L’immortalité de Denise Bernhardt

« Les dieux eux-mêmes meurent/mais les plus beaux vers demeurent plus fort que les airains», dit Théophile de Viau. En effet, comment pourriez-vous croire, qu’une poésie peut-être mortelle ? Mais non bon sang ! Ce serait donc de l’amnésie, subversion folle, véritable abnégation, divagation sous le bas-ventre du temps ; la vie serait bien morte également. L’écriture, c’est donc de la pure matière éternelle, porteuse de vie, en mouvance sempiternelle au gré de l’espace-temps. Si Homère, Baudelaire, Rimbaud, ont pu immortaliser leurs noms de poètes, Denise Bernhardt en fait aussi partie intégrante, de ces poètes habitant l’immortelle mémoire de l’écriture, et par le souffle de son œuvre, elle a su donc appeler l’immortalité.

Mais jusqu’ici, on louvoie donc encore dans le rêve, on rêvasse toujours, et il fallait se tremper les pieds dans les fleuves du langage, se mouiller les pieds le corps l’âme, s’incorporer, dans la troublante réalité éblouissante de l’écrivain.

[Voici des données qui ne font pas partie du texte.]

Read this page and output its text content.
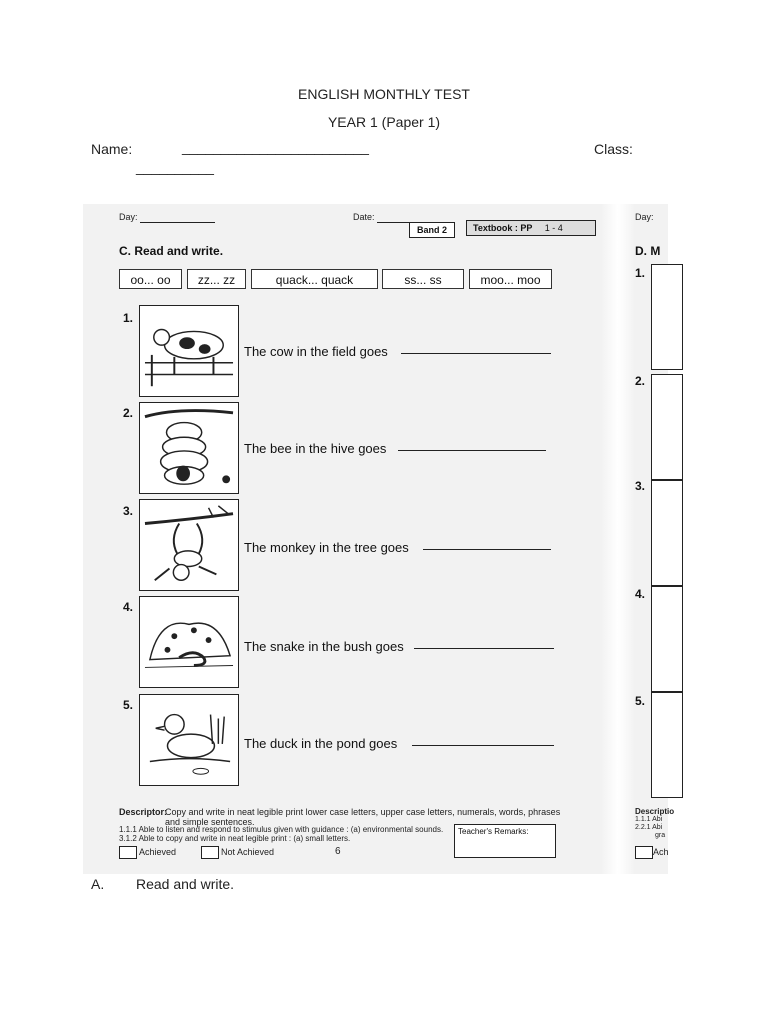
ENGLISH MONTHLY TEST
YEAR 1 (Paper 1)
Name:	________________________	Class:
__________
Day:	Date:
Band 2	Textbook : PP 1 - 4
C. Read and write.
oo... oo	zz... zz	quack... quack	ss... ss	moo... moo
1.
The cow in the field goes
2.
The bee in the hive goes
3.
The monkey in the tree goes
4.
The snake in the bush goes
5.
The duck in the pond goes
Descriptor:
Copy and write in neat legible print lower case letters, upper case letters, numerals, words, phrases and simple sentences.
1.1.1 Able to listen and respond to stimulus given with guidance : (a) environmental sounds.
3.1.2 Able to copy and write in neat legible print : (a) small letters.
Teacher's Remarks:
Achieved	Not Achieved	6
Day:
D. M
1.
2.
3.
4.
5.
Descriptio
1.1.1 Abi
2.2.1 Abi
gra
Ach
A. Read and write.
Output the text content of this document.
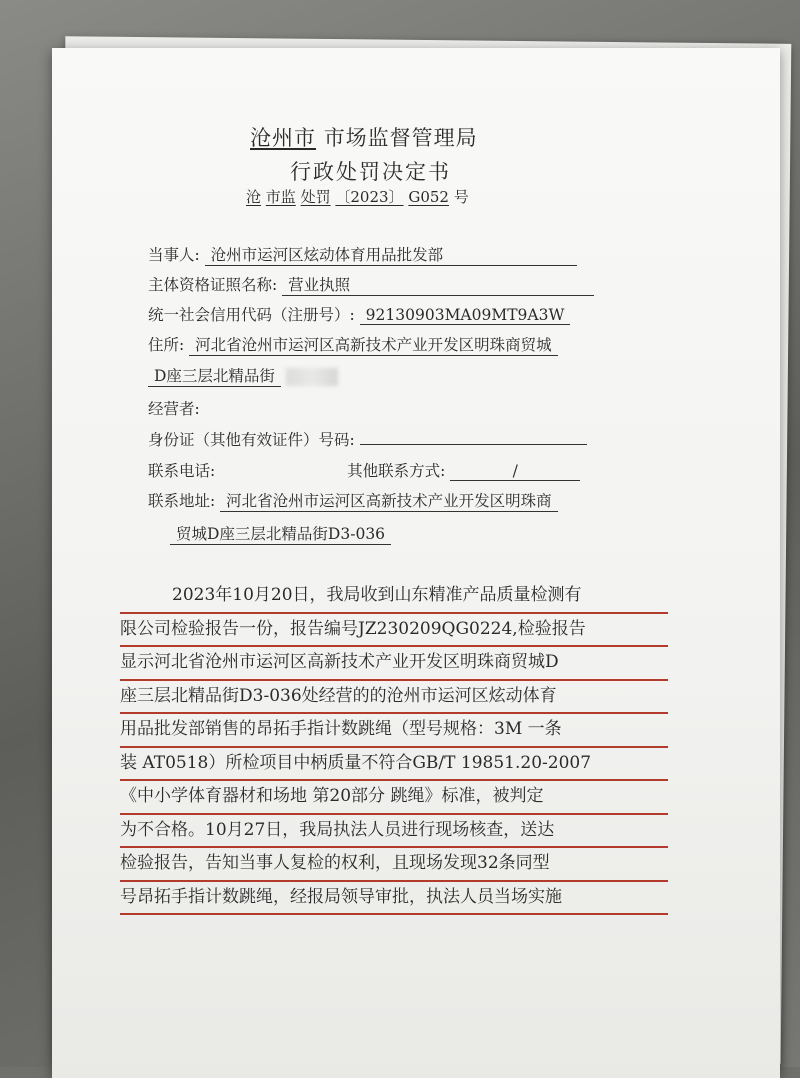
沧州市 市场监督管理局
行政处罚决定书
沧 市监 处罚 〔2023〕 G052 号
当事人: 沧州市运河区炫动体育用品批发部
主体资格证照名称: 营业执照
统一社会信用代码（注册号）: 92130903MA09MT9A3W
住所: 河北省沧州市运河区高新技术产业开发区明珠商贸城
D座三层北精品街
经营者:
身份证（其他有效证件）号码:
联系电话:	其他联系方式:	/
联系地址: 河北省沧州市运河区高新技术产业开发区明珠商
贸城D座三层北精品街D3-036
2023年10月20日，我局收到山东精准产品质量检测有
限公司检验报告一份，报告编号JZ230209QG0224,检验报告
显示河北省沧州市运河区高新技术产业开发区明珠商贸城D
座三层北精品街D3-036处经营的的沧州市运河区炫动体育
用品批发部销售的昂拓手指计数跳绳（型号规格：3M 一条
装 AT0518）所检项目中柄质量不符合GB/T 19851.20-2007
《中小学体育器材和场地 第20部分 跳绳》标准，被判定
为不合格。10月27日，我局执法人员进行现场核查，送达
检验报告，告知当事人复检的权利，且现场发现32条同型
号昂拓手指计数跳绳，经报局领导审批，执法人员当场实施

Alors ce matin-là, j’ai pu recevoir quatre florilèges de Denise Bernhardt, dont L’Ame Nue en fait partie. A la six-quatre-deux, je me suis glissé dans ce paysage de rêves…, ce territoire poétique si merveilleux. En fait, en lisant à peine ces textes, on sent déjà une certaine douceur de dire, l’on y voit bien la silhouette d’une main berceuse de femme nous parlant, nous susurrant si tendre, avec des gestes hyper affectifs. L’auteure n’a pas donc à justifier qu’elle est une femme, car elle l’est bien déjà dans ses mots les plus sensuels, ses maintes manières de dire, ses fresques, ses décors si féminins, si suaves, donc pas la peine de parcourir cent milles lieues, pour en décrypter, ou pour scruter son identité. Elle est bien femme, non par son aspect physique, mais par ses innombrables reflexes, ses myriades de façons de penser…, ses soliloques envoûtants, son état d’âme ou son subconscient :


« Je t’avais offert mes lèvres

En fermant les yeux
Pour que tu viennes en orfèvre
Me divertir un peu.

Mais je n’eus pas
Ta bouche douce
Comme un pétale
Sur ma bouche.

Alors je mis ma tête
Dans ton cou,
Et dans la rivière de mes cheveux,
Je te noyais de baisers ».

Et si la métaphore, se veut bien leitmotiv du dit, elle est alors ici exploitée à merveille, tissée dans la bonne toile. La poétesse a la voracité de cracher ses bouillonnements intérieurs, son bien-être, son mal-être, nous transcrit les plus douces paroles métaphoriques, toutes empreintes d’une féerie majestueuse, d’une tendreté particulière ; et le verbe en est bien souple, très ample, et assez tranchant quelquefois. Cette parole pèlerine, voyage entre sphères et ombres, entre amours et thébaïdes, « de crêtes en abîmes », « de sécheresses en plénitudes ». Dualités assez surprenantes, dispersées de part et d’autre dans le corps du texte. L’auteure en attente…, attend bien souvent un sédatif à son corps pleurant. Prestidigitatrice parfois, elle traverse son univers chimérique, elle sait « les aubes incertaines », « le temps blessé », « instants délicieux » et furtifs instants. Elle sait l’hiver, elle sait l’aurore… L’individu qui a tant marché, tant vécu, ne peut en mourir si facilement, l’expérience grossit ses sens.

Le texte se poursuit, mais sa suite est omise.